Pocos segundos antes de levantarme, curioseo tuits en el móvil y veo la ciudadanía virtual muy indignada con el hecho de que un entrenador de fútbol haya osado aplaudir el discurso –infecto– de su caudillo y con la temeridad de una jugadora catalana del mismo deporte (últimamente, vivimos guiados por la bimba) de dirigirse en español a una audiencia global con ocasión de recibir un premio. Qué más da si yo considero estas acciones espantosas o pasables desde el ámbito de la moral y la política; me sorprende, ante todo, la comezón de la turba de casa Musk a la hora de aprovechar los primeros minutos del día para enmendar figuras públicas. Las circunstancias de cada una, las presiones que han recibido –todas humanas y quién sabe si comprensibles– a la hora de comportarse de tal forma o (oh, pecado!) la simple posibilidad de que la hayan pifiado no entra en la ecuación. La única hermandad de la mandada es la enmienda.

He dedicado toneladas de horas a estudiar una profesión que se basa en la duda metódica (y radical) y en que la virtud es una cosa tan difícil de averiguar que llevamos 2.500 años con el tema y todavía fruncimos el ceño para encontrar la definición. Pero las redes tienen alergia a la incertidumbre y está poblada de una gente que no solo tiene el monopolio de la probidad y vomita mucha colonia, sino que basa su existencia en el imperativo de compartir un juicio sumarial. La cosa va más allá de aquello que los yanquis denominan virtue signaling (la excesiva necesidad de fardar de aquello que todo dios asume como bueno para hacerse el alma bella); ahora la bondad la tienes que cumplir bajo amenaza de una fetua de anónimos que hacen de barómetro en la nube. No me extraña que el Elon haya renombrado el invento con una X bien mayúscula, porque eso de la ética consiste en tachar compulsivamente los errores ajenos con la avidez (¡y la máscara!) del Zorro.

Las tiranías siempre acaban con una decapitación ejemplar; y ahora, por si no fuera suficiente, incluso la propia muerte será televisada

Yo amo a la gente que se equivoca, porque sin despistes la vida sería una auténtica boñiga. De hecho, adoro mis pifias con la nostalgia de una abuela que mira el álbum fotográfico de sus amigos traspasados. No puedo imaginar una vida más desdichada que la de uno uno que no haya experimentado el principio temblón de un galimatías y desconfío plenamente de toda esta aristocracia de la virtud que parece haber nacido con el manual del perfecto quedabién bajo el sobaco. Todos hemos aplaudido o hemos improvisado cara de circunstancias ante hechos execrables; todos, si es que hemos vivido escenarios de mínima complejidad, nos hemos visto obligados a repetir la ducha matinal ante una situación dónde utilizábamos los otros como medios u ofrecíamos nuestra carcasa como moneda de cambio. En teoría, de eso solo se salvaban los monjes, y la experiencia ya nos ha enseñado dónde acababa su castísima rectitud moral...

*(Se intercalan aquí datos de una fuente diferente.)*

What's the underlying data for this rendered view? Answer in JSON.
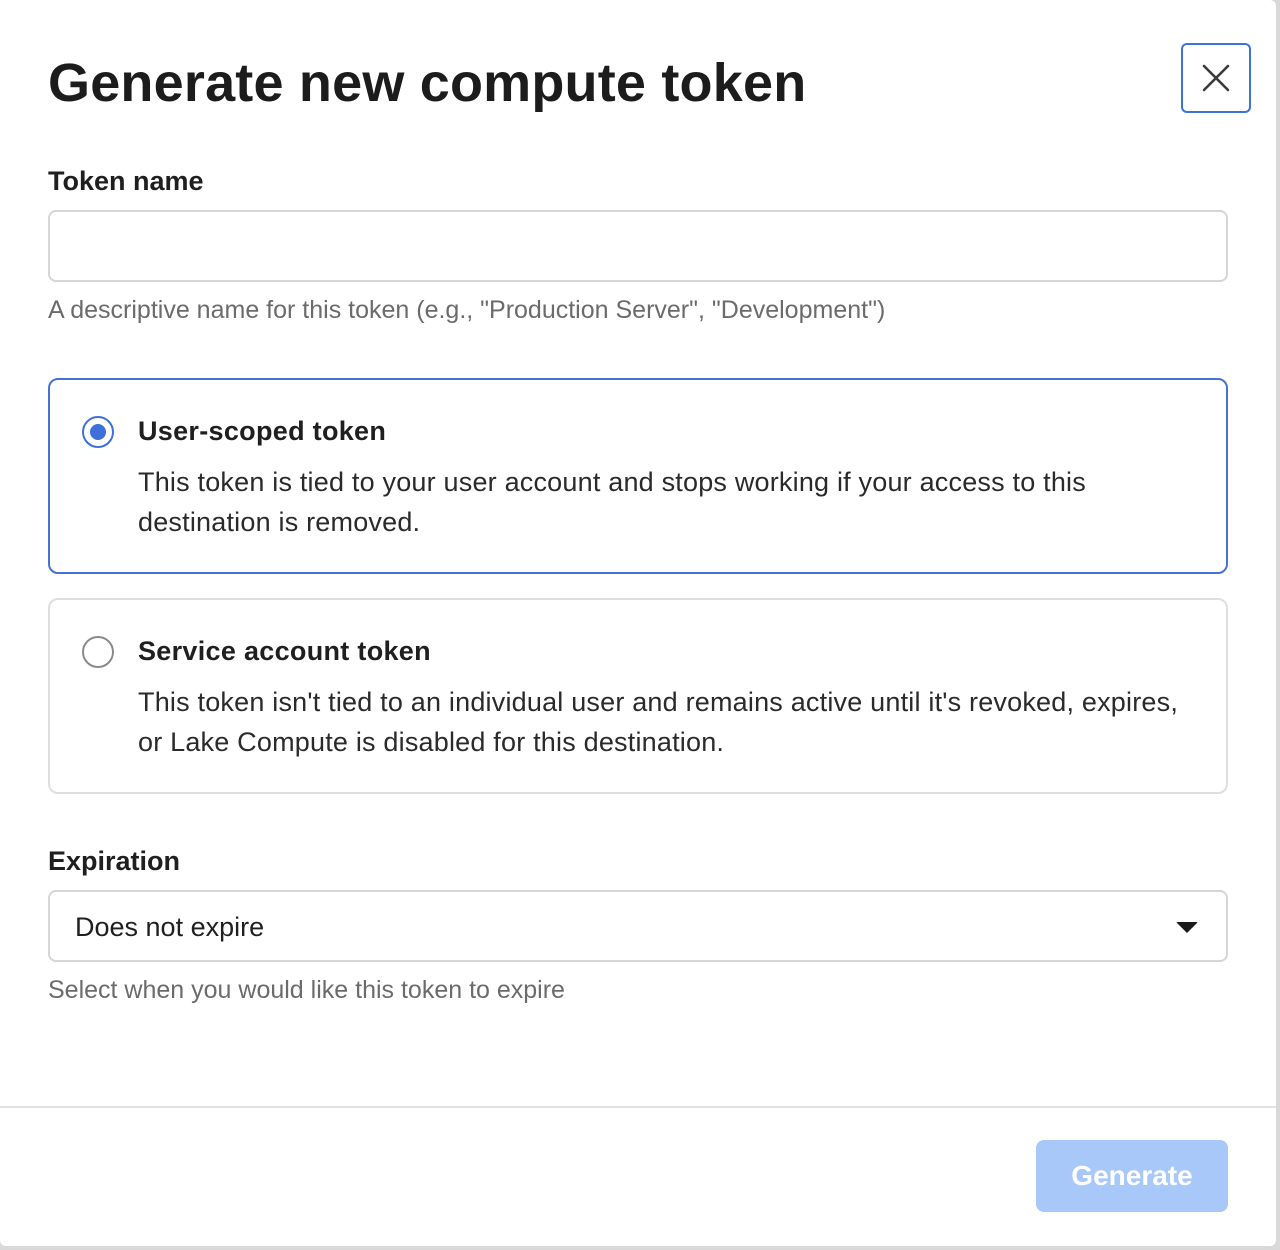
{
  "dialog": {
    "title": "Generate new compute token"
  },
  "token_name": {
    "label": "Token name",
    "value": "",
    "placeholder": "",
    "helper": "A descriptive name for this token (e.g., \"Production Server\", \"Development\")"
  },
  "token_type": {
    "options": [
      {
        "title": "User-scoped token",
        "description": "This token is tied to your user account and stops working if your access to this destination is removed.",
        "selected": true
      },
      {
        "title": "Service account token",
        "description": "This token isn't tied to an individual user and remains active until it's revoked, expires, or Lake Compute is disabled for this destination.",
        "selected": false
      }
    ]
  },
  "expiration": {
    "label": "Expiration",
    "selected_value": "Does not expire",
    "helper": "Select when you would like this token to expire"
  },
  "footer": {
    "generate_label": "Generate"
  },
  "icons": {
    "close": "close-icon",
    "dropdown": "caret-down-icon"
  },
  "colors": {
    "accent": "#3f6fd9",
    "primary_button_disabled": "#a8c8fa",
    "helper_text": "#6b6b6b"
  }
}
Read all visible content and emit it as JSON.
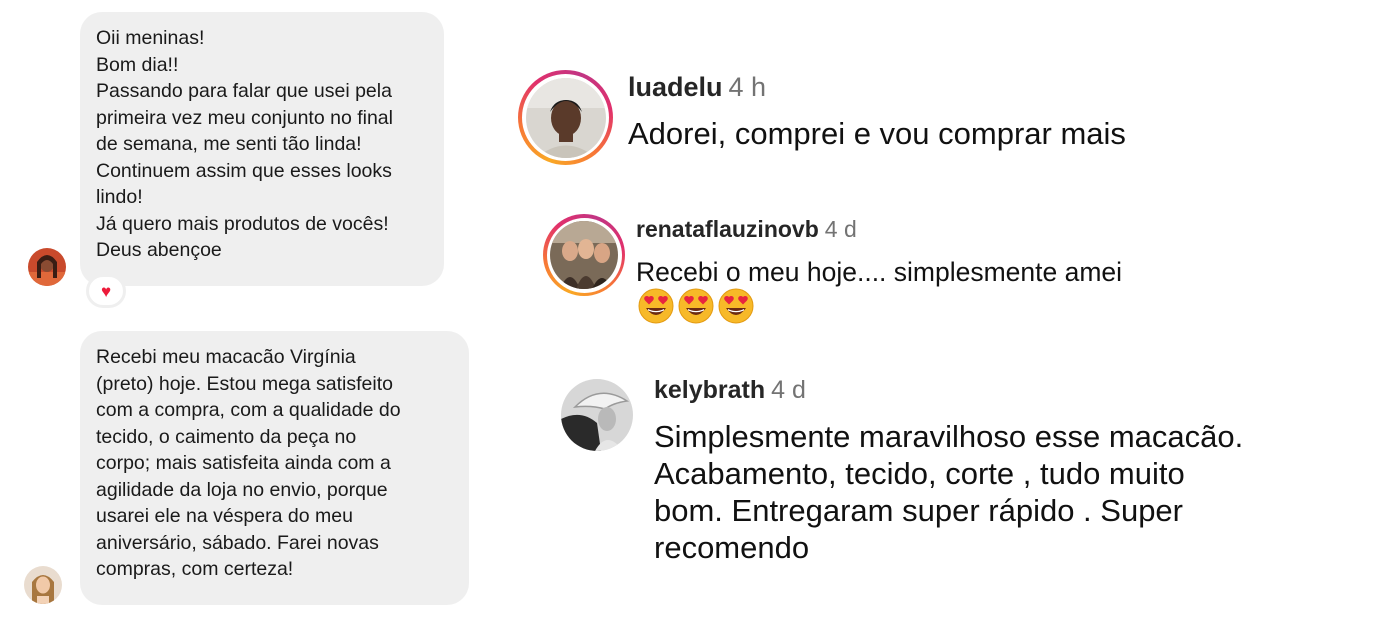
{
  "messages": [
    {
      "lines": [
        "Oii meninas!",
        "Bom dia!!",
        "Passando para falar que usei pela",
        "primeira vez meu conjunto no final",
        "de semana, me senti tão linda!",
        "Continuem assim que esses looks",
        "lindo!",
        "Já quero mais produtos de vocês!",
        "Deus abençoe"
      ],
      "reaction_icon": "heart-icon",
      "reaction_glyph": "♥",
      "reaction_color": "#ed1a3a"
    },
    {
      "lines": [
        "Recebi meu macacão Virgínia",
        "(preto)  hoje. Estou mega satisfeito",
        "com a compra, com a qualidade do",
        "tecido, o caimento da peça no",
        "corpo; mais satisfeita ainda com a",
        "agilidade da loja no envio, porque",
        "usarei ele na véspera do meu",
        "aniversário, sábado. Farei novas",
        "compras, com certeza!"
      ]
    }
  ],
  "comments": [
    {
      "username": "luadelu",
      "time": "4 h",
      "lines": [
        "Adorei, comprei e vou comprar mais"
      ],
      "story_ring": true
    },
    {
      "username": "renataflauzinovb",
      "time": "4 d",
      "lines": [
        "Recebi o meu hoje.... simplesmente amei"
      ],
      "emojis": [
        "heart-eyes-emoji",
        "heart-eyes-emoji",
        "heart-eyes-emoji"
      ],
      "story_ring": true
    },
    {
      "username": "kelybrath",
      "time": "4 d",
      "lines": [
        "Simplesmente maravilhoso esse macacão.",
        "Acabamento, tecido, corte , tudo muito",
        "bom. Entregaram super rápido . Super",
        "recomendo"
      ],
      "story_ring": false
    }
  ],
  "colors": {
    "bubble_background": "#efefef",
    "username": "#262626",
    "timestamp": "#737373",
    "story_ring_gradient": [
      "#f9a825",
      "#f77737",
      "#e1306c",
      "#c13584"
    ]
  }
}
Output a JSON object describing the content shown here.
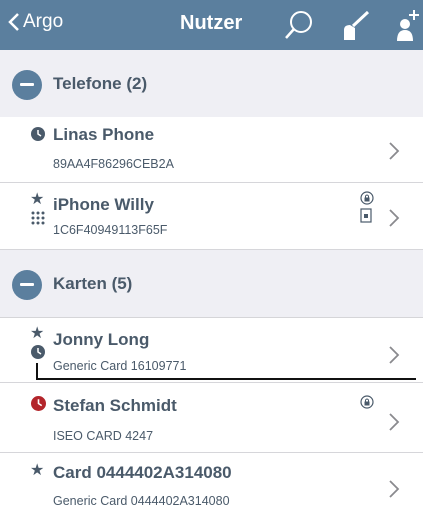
{
  "navbar": {
    "back_label": "Argo",
    "title": "Nutzer"
  },
  "sections": [
    {
      "title": "Telefone (2)"
    },
    {
      "title": "Karten (5)"
    }
  ],
  "phones": [
    {
      "name": "Linas Phone",
      "id": "89AA4F86296CEB2A"
    },
    {
      "name": "iPhone Willy",
      "id": "1C6F40949113F65F"
    }
  ],
  "cards": [
    {
      "name": "Jonny Long",
      "id": "Generic Card 16109771"
    },
    {
      "name": "Stefan Schmidt",
      "id": "ISEO CARD 4247"
    },
    {
      "name": "Card 0444402A314080",
      "id": "Generic Card 0444402A314080"
    }
  ],
  "colors": {
    "navbar": "#5b7f9e",
    "text": "#4a5a6a",
    "alert": "#b3252b",
    "section_bg": "#efeff4"
  },
  "icons": [
    "chevron-left-icon",
    "search-icon",
    "broom-icon",
    "add-user-icon",
    "minus-circle-icon",
    "clock-icon",
    "star-icon",
    "keypad-icon",
    "lock-icon",
    "card-icon",
    "chevron-right-icon"
  ]
}
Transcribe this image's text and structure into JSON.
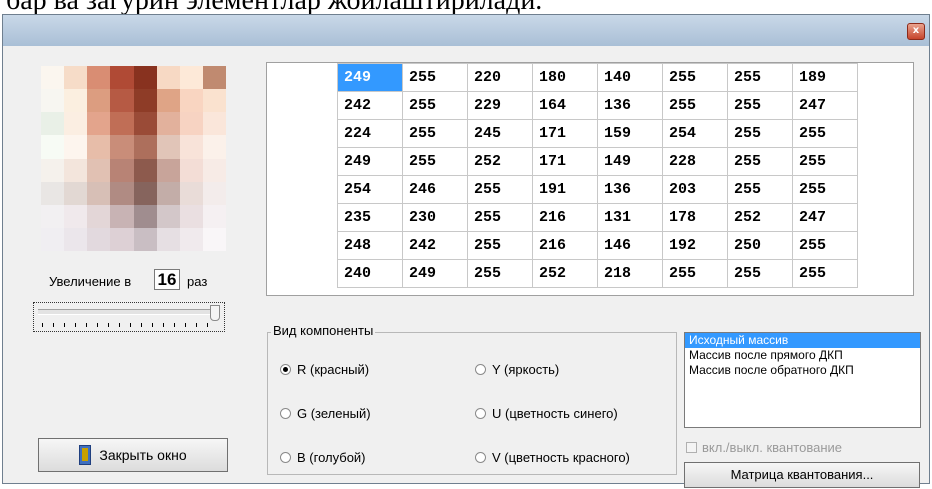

¿Eso ha ocurrido en particular en el mundo del periodismo, un universo especialmente afectado por los nuevos dispensarios de la ética donde ideas como el contexto de una situación aparentemente hiriente o, simplemente, preguntas como uno simple "quieres decir?" ya provocan que una legión de parroquianas te acuse de encubrir a los cirujanos de Auschwitz. Es una suerte que toda esta peña esté más bien poco documentada y no se ocupe de biografiar a los grandes hombres y mujeres del pasado (escoged al santo que más os complazca, incluso en la vida más angélica habrá uno algo vergonzoso) y que también, a pesar de su presencia creciente en las universidades del planeta, no tengan como manía examinar obras de arte. En ojos de esta tiranía virtuosa no existe la posibilidad ni de abrazar una conversión; cojas a quien cojas, de Homero hasta Wagner, siempre habrá motivos para censurar algún versito.

Deben ser cosas de la edad, porque a mí cada día me apasiona más lo que no entiendo o incluso aquello que me molesta de otros. Justamente por este motivo (que en casa somos de Nietzsche) siempre he preferido enorgullecerme mucho más de mi vómito que de mi perfume, y es así como he exhibido mis cagadas de wanderer de tres al cuarto con la alegría de un repartidor de cómics en los Encantos. He visto a demasiados amigos devorados por su propia pretensión de ser perfectos; cuando les llega una quiebra, por banal que sea, no los salva ni una piscina bañada con gotas de Rivotril. Por eso compadezco a tantas diosas de la virtud. Las tiranías siempre acaban con una decapitación ejemplar; y ahora, por si no fuera suficiente, incluso la propia muerte será televisada. Ahora ya puedes compartir el artículo y, sobre todo, no dejes de enmendarlo y consultar el manual freudiano para ver cuántos pecados esconde una prosa tan hortera.